NON CI SONO RAGIONI

La tempesta mediatica che si è abbattuta su Rita Dalla Chiesa è, nel suo complesso, da rigettare senza remore e questo per due motivi: primo, dileggiare qualcuno raramente porta al fine prefissato (posto che ve ne sia uno: in genere, il destinatario rafforza la propria posizione); secondo, nel caso specifico, consegna la figlia del generale ucciso in un agguato quasi quarant’anni fa a un ruolo che non merita di avere, cioè della persona offesa.
Offesi siamo noi, che aborriamo la mafia e, in genere, la criminalità organizzata e il verbo assume particolare significato quando la devianza criminale oltrepassa un certo limite e influisce in maniera pesante, devastante e incontrollata sul tessuto sociale, sull’economia, sui rapporti interpersonali: su tutti noi.
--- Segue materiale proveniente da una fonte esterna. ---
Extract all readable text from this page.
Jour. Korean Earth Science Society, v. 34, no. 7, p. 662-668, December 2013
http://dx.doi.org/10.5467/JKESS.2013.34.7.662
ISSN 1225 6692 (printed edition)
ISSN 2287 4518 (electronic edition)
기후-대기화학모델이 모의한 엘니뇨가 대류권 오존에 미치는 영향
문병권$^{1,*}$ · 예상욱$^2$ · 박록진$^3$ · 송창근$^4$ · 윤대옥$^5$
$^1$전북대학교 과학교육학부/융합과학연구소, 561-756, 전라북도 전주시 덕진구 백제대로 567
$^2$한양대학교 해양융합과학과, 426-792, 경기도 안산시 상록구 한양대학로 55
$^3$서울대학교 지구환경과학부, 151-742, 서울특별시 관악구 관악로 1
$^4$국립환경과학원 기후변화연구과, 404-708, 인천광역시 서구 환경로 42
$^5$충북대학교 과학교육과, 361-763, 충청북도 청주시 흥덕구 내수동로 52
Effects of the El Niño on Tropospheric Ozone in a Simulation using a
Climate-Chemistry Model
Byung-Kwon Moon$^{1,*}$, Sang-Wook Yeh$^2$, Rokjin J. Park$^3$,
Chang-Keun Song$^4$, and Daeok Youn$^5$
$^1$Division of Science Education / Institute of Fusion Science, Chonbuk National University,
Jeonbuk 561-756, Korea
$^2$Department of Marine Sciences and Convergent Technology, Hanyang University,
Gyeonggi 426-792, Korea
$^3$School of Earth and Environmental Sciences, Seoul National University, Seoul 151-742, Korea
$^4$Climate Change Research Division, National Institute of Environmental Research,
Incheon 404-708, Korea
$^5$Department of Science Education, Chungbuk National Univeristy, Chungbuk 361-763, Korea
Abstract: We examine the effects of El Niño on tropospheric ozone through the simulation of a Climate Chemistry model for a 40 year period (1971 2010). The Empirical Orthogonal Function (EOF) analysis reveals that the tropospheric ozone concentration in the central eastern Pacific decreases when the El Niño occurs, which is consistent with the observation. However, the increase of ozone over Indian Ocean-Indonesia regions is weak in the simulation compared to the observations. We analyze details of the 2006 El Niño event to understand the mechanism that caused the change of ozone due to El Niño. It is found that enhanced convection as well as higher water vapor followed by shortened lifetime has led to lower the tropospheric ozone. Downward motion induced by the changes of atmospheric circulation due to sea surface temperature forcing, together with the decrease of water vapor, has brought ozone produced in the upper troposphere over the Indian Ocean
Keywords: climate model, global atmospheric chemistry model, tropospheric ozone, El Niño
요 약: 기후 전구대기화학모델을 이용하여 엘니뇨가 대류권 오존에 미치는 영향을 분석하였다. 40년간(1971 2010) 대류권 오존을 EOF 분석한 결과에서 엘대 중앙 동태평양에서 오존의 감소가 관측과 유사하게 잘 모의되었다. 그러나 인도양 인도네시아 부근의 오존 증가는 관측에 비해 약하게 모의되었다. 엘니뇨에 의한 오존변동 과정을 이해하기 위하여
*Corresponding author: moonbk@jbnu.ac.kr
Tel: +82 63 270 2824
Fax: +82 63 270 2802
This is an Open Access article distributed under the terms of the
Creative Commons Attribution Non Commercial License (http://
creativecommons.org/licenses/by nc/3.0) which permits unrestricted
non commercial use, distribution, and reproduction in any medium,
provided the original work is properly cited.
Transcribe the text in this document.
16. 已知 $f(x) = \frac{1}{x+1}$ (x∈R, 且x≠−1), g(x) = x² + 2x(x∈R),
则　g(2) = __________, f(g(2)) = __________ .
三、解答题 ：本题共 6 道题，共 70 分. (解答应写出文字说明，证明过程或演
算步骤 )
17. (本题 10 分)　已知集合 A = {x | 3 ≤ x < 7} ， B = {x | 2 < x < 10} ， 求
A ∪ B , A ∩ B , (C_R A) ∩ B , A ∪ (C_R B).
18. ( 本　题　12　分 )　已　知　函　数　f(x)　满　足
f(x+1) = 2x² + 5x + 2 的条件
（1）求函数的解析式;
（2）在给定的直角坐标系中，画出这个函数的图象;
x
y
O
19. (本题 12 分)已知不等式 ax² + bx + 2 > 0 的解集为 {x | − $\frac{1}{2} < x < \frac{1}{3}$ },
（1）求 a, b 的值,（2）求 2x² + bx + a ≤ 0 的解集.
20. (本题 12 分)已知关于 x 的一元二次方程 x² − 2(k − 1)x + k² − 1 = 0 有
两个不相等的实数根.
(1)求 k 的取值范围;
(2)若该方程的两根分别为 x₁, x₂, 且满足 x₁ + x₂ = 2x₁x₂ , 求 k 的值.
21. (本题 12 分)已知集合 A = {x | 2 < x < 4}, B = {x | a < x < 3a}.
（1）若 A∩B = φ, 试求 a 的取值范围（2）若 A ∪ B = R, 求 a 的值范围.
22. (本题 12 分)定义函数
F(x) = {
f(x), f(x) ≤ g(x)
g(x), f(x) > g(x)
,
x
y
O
Nel corso degli anni, decenni ormai, abbiamo anche imparato a capire la scelta di un certo numero di persone, donne e uomini che conoscevamo di persona o indirettamente tramite le loro vicende artistiche, culturali, politiche, che mai avremmo pensato avrebbero potuto anche solo trovarsi nella stessa stanza con Silvio Berlusconi, senza prendere e andarsene per non condividere alcunché con il magnate televisivo e non solo.
Parafrasando Gaber, qualcuno era berlusconiano perché credeva onestamente nel liberalismo, nella libertà uguaglianza e fraternità – senza limiti, in definitiva – perché intendeva regolare conti personali e/o politici con qualcuno o qualcosa, perché doveva sfogare impulsi primari derivanti da un’adolescenza mai del tutto superata, per anticomunismo barbarico e viscerale, per bieco calcolo di potere ed economico, per ottusità senile anche in giovane età. Ne abbiamo sentite e viste di ogni colore e formato, ma la scelta di Rita Dalla Chiesa davvero supera ogni accettabile limite e ciò che più colpisce non è tanto la decisione della singola persona, quanto le opinioni a favore o non apertamente a disfavore a dette e scritte in proposito.
Qui non si tratta di prendere una posizione contro la mafia: per quante bestialità ci sia toccato di leggere ed ascoltare negli ultimi trent’anni, sarebbe inverosimile che la presentatrice televisiva giungesse ad affermare che il fenomeno sia sopravvalutato o che ci si debba convivere o addirittura sedercisi a tavolino alla stregua di un nemico in situazione bellica, col quale fare accordi e trattati (è noto a molti, non a tutti, che le tregue non si stipulino con gli alleati). Men che meno la cosa va personalizzata; si può essere in aperto disaccordo con i nomi più noti e nobili, magistrati, giornalisti, intellettuali, che in punto di lotta alla mafia hanno preso posizioni forti e alle volte anche discutibili. Un uomo dello spessore morale e culturale quale Leonardo Sciascia ebbe parole di fuoco sui cosiddetti ‘professionisti dell’antimafia’ – con tutto il profondo portato di sicilianità che connotava la definizione, lo scrittore e i destinatari: non agevolmente comprensibile per chi non sia isolano per nascita – e non di meno apparirebbe incredibile, fosse ancora in vita, un suo incarico pubblico nella formazione politica di qualcuno che ha avuto fino a cinque minuti fa (aspettiamo la prossima intemerata dichiarazione) parole di elogio per un condannato definitivo per mafia come Marcello Dell’Utri e che in pubblico chiamò ‘eroe’ un figuro quale Vittorio Mangano, elemento di spicco dell’associazione criminale tale che non dovrebbe sorprendere se dovesse emergere la sua partecipazione alla decisione di assassinare il prefetto di Palermo, incidentalmente padre della suddetta figura televisiva – e con lui, tanto per non dimenticarselo, la giovane moglie e un disgraziato agente di p.s. messo da solo a improbabile scorta di uno fra i più pericolosi e temuti antagonisti di Cosa Nostra.
Non ci interessa sapere perché la signora Dalla Chiesa si sia candidata in una lista berlusconiana: che ciò dipenda da una decisione libera o condizionata da un’offerta che non poteva rifiutare (in questo caso, anche la genesi dell’eventuale obbligo sorgerebbe da un libero agire), sono affari suoi e della sua coscienza; così come è un problema suo, comprendere o meno l’offesa che ha recato alla memoria del padre e a noi cittadini. Paradossalmente, mentre c’è da essere sorpresi dalla sua decisione (c’entrerà pure il rapporto di parentela), nulla di nuovo emerge invece da chi la difende: una certa, solita Italia, demente, smemorata, idiota, ipocrita, con cui ci deve pure confrontare. Quanto alla signora, non rimane che augurarci un suo fallimento elettorale e che se ne vada a quel paese, possibilmente alla ricerca della legge morale dentro di sé, che non è – quasi – mai troppo tardi.